Biocatalysis with In‐Situ Product Removal Improves p‐Coumaric Acid Production

Abstract

AbstractNatural and pure p‐coumaric acid has valuable applications, and it can be produced via bioprocessing. However, fermentation processes have so far been unable to provide sufficient production metrics, while a biocatalytic process decoupling growth and production historically showed much promise.
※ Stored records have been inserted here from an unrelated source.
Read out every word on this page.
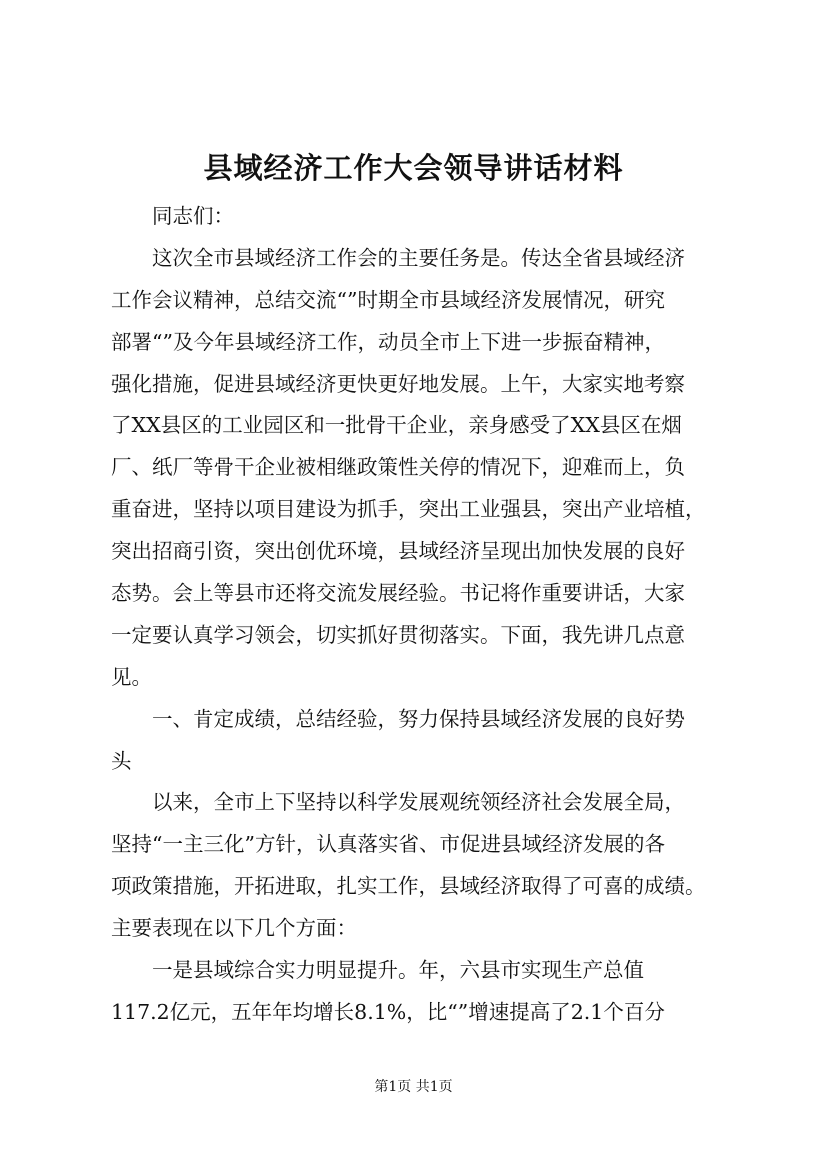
县域经济工作大会领导讲话材料
同志们：
这次全市县域经济工作会的主要任务是。传达全省县域经济
工作会议精神，总结交流“”时期全市县域经济发展情况，研究
部署“”及今年县域经济工作，动员全市上下进一步振奋精神，
强化措施，促进县域经济更快更好地发展。上午，大家实地考察
了XX县区的工业园区和一批骨干企业，亲身感受了XX县区在烟
厂、纸厂等骨干企业被相继政策性关停的情况下，迎难而上，负
重奋进，坚持以项目建设为抓手，突出工业强县，突出产业培植，
突出招商引资，突出创优环境，县域经济呈现出加快发展的良好
态势。会上等县市还将交流发展经验。书记将作重要讲话，大家
一定要认真学习领会，切实抓好贯彻落实。下面，我先讲几点意
见。
一、肯定成绩，总结经验，努力保持县域经济发展的良好势
头
以来，全市上下坚持以科学发展观统领经济社会发展全局，
坚持“一主三化”方针，认真落实省、市促进县域经济发展的各
项政策措施，开拓进取，扎实工作，县域经济取得了可喜的成绩。
主要表现在以下几个方面：
一是县域综合实力明显提升。年，六县市实现生产总值
117.2亿元，五年年均增长8.1%，比“”增速提高了2.1个百分
第1页 共1页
This biocatalytic process is revisited in order to tackle product inhibition of the key enzyme tyrosine ammonia lyase. In situ product removal is proposed as a possible solution, and a polymer/salt aqueous two‐phase system is identified as a suitable system for extraction of p‐coumaric acid from an alkaline solution, with a partition coefficient of up to 13. However, a 10 % salt solution was found to reduce tyrosine ammonia lyase activity by 19 %, leading to the need for a more dilute system. The cloud points of two aqueous two‐phase systems at 40 °C and pH 10 were found to be 3.8 % salt and 9.5 % polymer, and a 5 % potassium phosphate and 12.5 % poly(ethylene glycol‐ran‐propylene glycol) mW~2500 system was selected for in situ product removal. An immobilized tyrosine ammonia lyase biocatalyst in this aqueous two‐phase system produced up to 33 g/L p‐coumaric acid within 24 hours, a 1.9‐fold improvement compared to biocatalysis without in situ product removal.